Hi everyone, just adding in an update for this.
Working through some of the simulations with @HIMADRI_SAINI, it looks like we have a good idea of how this crash is occurring. The short version is that payu’s calendar calculations for the cice model are currently a bit opaque and convoluted, which can cause cice to be out of sync with the other model components in specific situations when a restart directory is used across different configurations.
For anyone who is interested I’ll run through some details below, but will note that this is on the agenda now as something to improve in a future updates of payu, and so I’m hoping the following details will soon become outdated.
Currently payu sets the cice model’s start date by reading an initialisation date from the init_date
parameter in the <control-directory>/input_ice.nml
namelist file. Payu then adds a “number of seconds previously simulated” to this initialisation date , calculated from the runtime0
and runtime
parameters in the identically named <restart-directory>/input_ice.nml
file. The resulting date is then used payu’s start date.
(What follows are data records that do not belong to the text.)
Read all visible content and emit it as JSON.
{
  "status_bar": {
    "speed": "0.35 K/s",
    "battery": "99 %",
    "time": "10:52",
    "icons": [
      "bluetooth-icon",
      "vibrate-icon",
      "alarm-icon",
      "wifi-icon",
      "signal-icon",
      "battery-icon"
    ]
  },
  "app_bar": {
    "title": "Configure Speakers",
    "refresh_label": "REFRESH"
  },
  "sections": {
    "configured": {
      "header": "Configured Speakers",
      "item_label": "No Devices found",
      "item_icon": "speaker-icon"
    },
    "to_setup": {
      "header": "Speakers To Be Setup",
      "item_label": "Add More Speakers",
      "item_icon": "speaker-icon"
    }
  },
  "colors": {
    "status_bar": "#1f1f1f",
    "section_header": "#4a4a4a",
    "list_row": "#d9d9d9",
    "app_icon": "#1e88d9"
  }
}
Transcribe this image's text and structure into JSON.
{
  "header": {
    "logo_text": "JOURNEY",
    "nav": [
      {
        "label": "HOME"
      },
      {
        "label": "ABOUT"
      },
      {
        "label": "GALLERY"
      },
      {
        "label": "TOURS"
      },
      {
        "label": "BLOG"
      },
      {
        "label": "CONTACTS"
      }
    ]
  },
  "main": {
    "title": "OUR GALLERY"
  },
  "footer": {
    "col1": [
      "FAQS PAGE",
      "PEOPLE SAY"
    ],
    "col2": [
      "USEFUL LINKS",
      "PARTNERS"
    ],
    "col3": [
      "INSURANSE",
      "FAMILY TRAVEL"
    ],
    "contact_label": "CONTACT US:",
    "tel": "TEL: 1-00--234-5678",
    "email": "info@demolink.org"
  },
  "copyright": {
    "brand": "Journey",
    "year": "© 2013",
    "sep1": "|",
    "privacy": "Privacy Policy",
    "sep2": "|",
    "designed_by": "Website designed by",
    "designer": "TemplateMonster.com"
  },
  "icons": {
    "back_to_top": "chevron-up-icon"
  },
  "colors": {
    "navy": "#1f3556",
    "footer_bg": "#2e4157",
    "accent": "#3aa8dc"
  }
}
For example in the current pre-industrial configuration, <control-directory>/input_ice.nml
has init_date = 00010101
(YYYYMMDD), and <restart-directory>/input_ice.nml
has runtime0=3155673600
(seconds) and runtime=0
. Adding these all together gives a start date of 01010101
.
The ocean and atmosphere read their start dates from text files in the restart directory if they exist, and otherwise fall back to settings in the control directory namelists, but don’t combine information between the two.
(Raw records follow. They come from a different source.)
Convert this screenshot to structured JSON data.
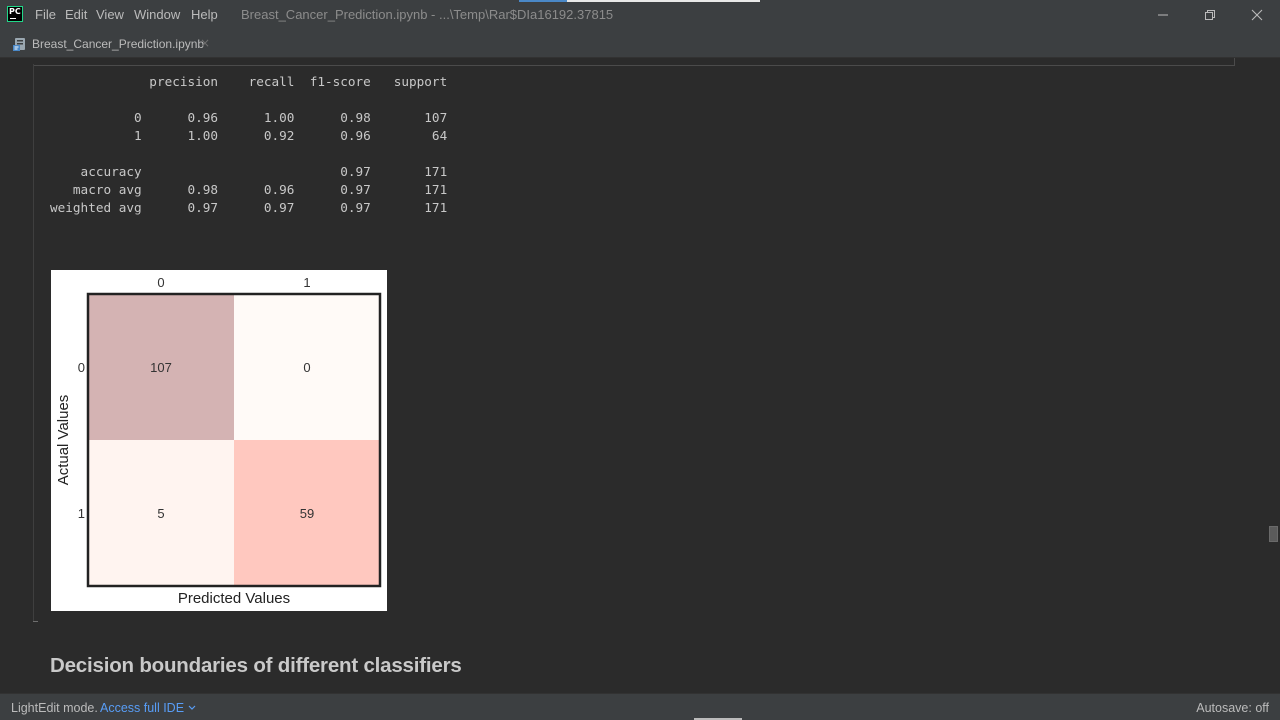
{
  "app": {
    "title": "Breast_Cancer_Prediction.ipynb - ...\\Temp\\Rar$DIa16192.37815",
    "logo_text": "PC"
  },
  "menu": {
    "file": "File",
    "edit": "Edit",
    "view": "View",
    "window": "Window",
    "help": "Help"
  },
  "tab": {
    "label": "Breast_Cancer_Prediction.ipynb",
    "close": "×"
  },
  "report": {
    "header": [
      "precision",
      "recall",
      "f1-score",
      "support"
    ],
    "rows": [
      {
        "label": "0",
        "values": [
          "0.96",
          "1.00",
          "0.98",
          "107"
        ]
      },
      {
        "label": "1",
        "values": [
          "1.00",
          "0.92",
          "0.96",
          "64"
        ]
      },
      null,
      {
        "label": "accuracy",
        "values": [
          "",
          "",
          "0.97",
          "171"
        ]
      },
      {
        "label": "macro avg",
        "values": [
          "0.98",
          "0.96",
          "0.97",
          "171"
        ]
      },
      {
        "label": "weighted avg",
        "values": [
          "0.97",
          "0.97",
          "0.97",
          "171"
        ]
      }
    ]
  },
  "chart_data": {
    "type": "heatmap",
    "x_categories": [
      "0",
      "1"
    ],
    "y_categories": [
      "0",
      "1"
    ],
    "values": [
      [
        107,
        0
      ],
      [
        5,
        59
      ]
    ],
    "xlabel": "Predicted Values",
    "ylabel": "Actual Values",
    "x_ticks_position": "top",
    "colors": [
      [
        "#d4b3b3",
        "#fffaf7"
      ],
      [
        "#fff4f0",
        "#ffc8bf"
      ]
    ]
  },
  "section": {
    "heading": "Decision boundaries of different classifiers"
  },
  "status": {
    "mode": "LightEdit mode.",
    "link": "Access full IDE",
    "autosave": "Autosave: off"
  },
  "colors": {
    "accent": "#589df6",
    "editor_bg": "#2b2b2b",
    "chrome_bg": "#3c3f41"
  }
}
Where payu’s mixing of information in the restart and control directories can go wrong is when a single restart is used across two different experiments that happen to have different init_date
settings in their ice control directories. The calculated start dates will differ, and cice will be out of sync with the other components in one of the experiments.
One way this can happen is when using the available warm-start.sh
scripts to branch off from a CSIRO simulation. These control the ice start date by adjusting the init_date
parameter to the desired start date in the control directory, and setting the runtime0
and runtime
parameters to 0
in the restart directory. If the resulting restart directory is copied over to another experiment which doesn’t contain the corresponding init_date
change, then payu will calculate the wrong start date for cice.
The above behaviour is quite confusing and intuitively I think it would make sense for a restart directory to contain all the required timing information. As noted, there’s currently a discussion here about cleaning up these calculations in payu to make them more transparent and to prevent these crashes. Feel free to bring up any ideas or suggestions!